E’ il 1870, in una terra preda di colonizzatori e fuorilegge, l’immigrato danese Jon (Mads Mikkelsen) aspetta da sette anni di portare la moglie e il figlio di dieci anni in America. Finalmente, dopo anni di duro lavoro, riesce a farsi raggiungere dalla sua famiglia. Ma non appena arrivati, la donna e il bambino vengono brutalmente uccisi senza che Jon riesca a impedirlo. Distrutto dal dolore, Jon uccide il responsabile dell’omicidio: il fratello del colonnello Delarue (Jeffrey Dean Morgan). Questo atto innesca la vendetta dello spietato colonnello, un bandito che tiene sotto scacco il villaggio di Black Creek e che è pronto a tutto pur vendicare la morte del fratello. Ormai isolato dalla comunità, Jon si vede costretto a trasformarsi da uomo pacifico e perbene in guerriero spietato.
“Una storia di vendetta e rinascita in uno scenario leggendario” la definizione data dal regista al suo film parla da sola.
Una famiglia spezzata, assassini giustiziati, un uomo solo con il suo dolore, la sua forza, la sua vendetta. Gli ingredienti sono quelli del western tradizionale, nulla di più e nulla di meno, ma la confezione è di lusso.

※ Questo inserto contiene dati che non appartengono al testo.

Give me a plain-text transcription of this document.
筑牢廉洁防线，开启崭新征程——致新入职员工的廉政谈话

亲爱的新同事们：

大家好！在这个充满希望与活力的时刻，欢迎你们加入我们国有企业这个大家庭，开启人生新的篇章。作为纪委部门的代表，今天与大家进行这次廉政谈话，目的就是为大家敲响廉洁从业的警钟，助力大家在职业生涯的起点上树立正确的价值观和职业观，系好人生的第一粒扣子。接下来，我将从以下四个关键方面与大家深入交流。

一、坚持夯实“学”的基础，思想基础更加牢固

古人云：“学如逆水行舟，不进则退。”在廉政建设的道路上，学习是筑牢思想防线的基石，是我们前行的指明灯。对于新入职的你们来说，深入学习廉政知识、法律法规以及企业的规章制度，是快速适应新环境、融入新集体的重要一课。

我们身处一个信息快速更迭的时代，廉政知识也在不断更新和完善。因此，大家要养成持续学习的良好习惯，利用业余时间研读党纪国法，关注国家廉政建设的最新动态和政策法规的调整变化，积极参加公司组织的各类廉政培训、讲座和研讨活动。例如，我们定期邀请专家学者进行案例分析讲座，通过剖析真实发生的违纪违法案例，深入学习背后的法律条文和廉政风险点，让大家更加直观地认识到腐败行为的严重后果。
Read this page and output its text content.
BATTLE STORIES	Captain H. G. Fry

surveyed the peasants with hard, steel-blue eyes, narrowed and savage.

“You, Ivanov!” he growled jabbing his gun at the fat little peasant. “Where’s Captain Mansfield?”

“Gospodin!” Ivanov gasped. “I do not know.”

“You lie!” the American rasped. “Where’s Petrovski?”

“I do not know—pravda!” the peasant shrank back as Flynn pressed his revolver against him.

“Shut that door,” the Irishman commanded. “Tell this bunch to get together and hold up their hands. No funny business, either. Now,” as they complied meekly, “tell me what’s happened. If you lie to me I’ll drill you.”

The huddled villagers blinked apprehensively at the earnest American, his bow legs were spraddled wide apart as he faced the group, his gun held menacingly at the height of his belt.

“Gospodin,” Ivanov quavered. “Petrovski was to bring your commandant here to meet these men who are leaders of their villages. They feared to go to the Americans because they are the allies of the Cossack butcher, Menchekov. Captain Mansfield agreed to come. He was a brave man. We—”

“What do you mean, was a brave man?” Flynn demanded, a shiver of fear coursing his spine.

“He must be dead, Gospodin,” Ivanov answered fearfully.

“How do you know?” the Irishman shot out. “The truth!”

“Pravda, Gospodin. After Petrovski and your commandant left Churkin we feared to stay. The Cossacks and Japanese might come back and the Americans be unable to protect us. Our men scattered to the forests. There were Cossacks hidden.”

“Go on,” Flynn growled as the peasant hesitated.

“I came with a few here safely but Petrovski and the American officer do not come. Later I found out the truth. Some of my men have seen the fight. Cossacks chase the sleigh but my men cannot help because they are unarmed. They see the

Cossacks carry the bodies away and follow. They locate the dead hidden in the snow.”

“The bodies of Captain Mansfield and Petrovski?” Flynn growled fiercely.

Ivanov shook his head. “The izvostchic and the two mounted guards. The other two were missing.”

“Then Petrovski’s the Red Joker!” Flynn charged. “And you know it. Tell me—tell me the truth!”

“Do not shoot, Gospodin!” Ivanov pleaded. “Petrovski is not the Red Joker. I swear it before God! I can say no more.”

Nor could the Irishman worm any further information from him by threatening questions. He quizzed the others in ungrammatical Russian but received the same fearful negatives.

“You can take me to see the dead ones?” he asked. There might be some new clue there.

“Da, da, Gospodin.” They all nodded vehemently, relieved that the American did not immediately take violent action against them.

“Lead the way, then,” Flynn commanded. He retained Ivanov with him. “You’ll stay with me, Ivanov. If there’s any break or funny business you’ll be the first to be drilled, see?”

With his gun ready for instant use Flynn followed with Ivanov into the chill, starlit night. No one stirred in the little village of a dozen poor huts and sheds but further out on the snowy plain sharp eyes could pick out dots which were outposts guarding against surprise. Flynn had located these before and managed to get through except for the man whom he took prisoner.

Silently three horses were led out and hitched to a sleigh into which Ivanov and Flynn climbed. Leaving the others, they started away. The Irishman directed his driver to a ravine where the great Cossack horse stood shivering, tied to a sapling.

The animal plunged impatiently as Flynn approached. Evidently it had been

Il mondo senza legge né giustizia del vecchio west e la realtà degli europei immigrati che lo popolavano e che sono sopravvissuti: la cornice della storia è delle più classiche. Su questo sfondo ecco muoversi, come su un palcoscenico teatrale, i tipici caratteri da western: un gruppetto di ‘cattivoni’ senza scrupoli che seminano terrore e violenza, il sindaco corruttibile, lo sceriffo codardo e inerme, il giovanotto testardo che vuole aiutare a tutti i costi imbracciare il fucile per aiutare l’eroe, la bella cattiva (ma forse no). E poi lui, l’eroe suo malgrado, l’uomo onesto e tranquillo che si vede costretto a trasformarsi in sanguinario giustiziere.
Pochi dialoghi e molta azione: facce, gesti, luoghi, atmosfere.
La fotografia è quella tipica del vecchio genere western, satura e impreziosita dall’uso della Computer Graphic, i colori (dal giallo, all’ocra, al marrone) sono perfetti. La polvere, lo sporco, perfino i rumori, tutto è impeccabile.
La storia è, come detto, piuttosto scontata, ma se prendiamo il film come un sentito tributo al genere, come del resto sottolineato dallo stesso regista, allora i conti tornano (omaggiare maestri come John Ford o Sergio Leone era un sogno accarezzato da tempo da Levring).
Un gruppo di attori straordinari impreziosisce il quadro: l’immancabile divo danese Mads Mikkelsen, faccia perfetta per il ruolo dell’eroe vendicatore, Jeffrey Dean Morgan, un villain senza sbavature, Eva Green, due occhi come due fari, capaci di esprimere tutta la sofferenza di un personaggio che non parla mai (non vi sveliamo il perché). Partecipazioni speciali del grande attore britannico Jonathan Pryce e dell’ex calciatore Eric Cantona (che ormai vanta un curriculum cinematografico di tutto rispetto).
Presentato fuori concorso all’ultimo Festival di Cannes, il film vanta delle frecce al suo arco che vanno al di là di meriti puramente tecnici: non abbonda in violenza gratuita (la scena del massacro iniziale non è saggiamente mostrata), i personaggi, seppur stereotipati, sono degnamente caratterizzati, infine la regia delle sparatorie, concentrate soprattutto nella parte finale, è di tutto rispetto, con curatissime scelte di angolazioni.
Senza dire nulla di nuovo sul fronte del classico western, The Salvation salva comunque la faccia (perdonate il gioco di parole) e si colloca tra quegli omaggi sentiti, onesti e impeccabili a un genere dal fascino immortale.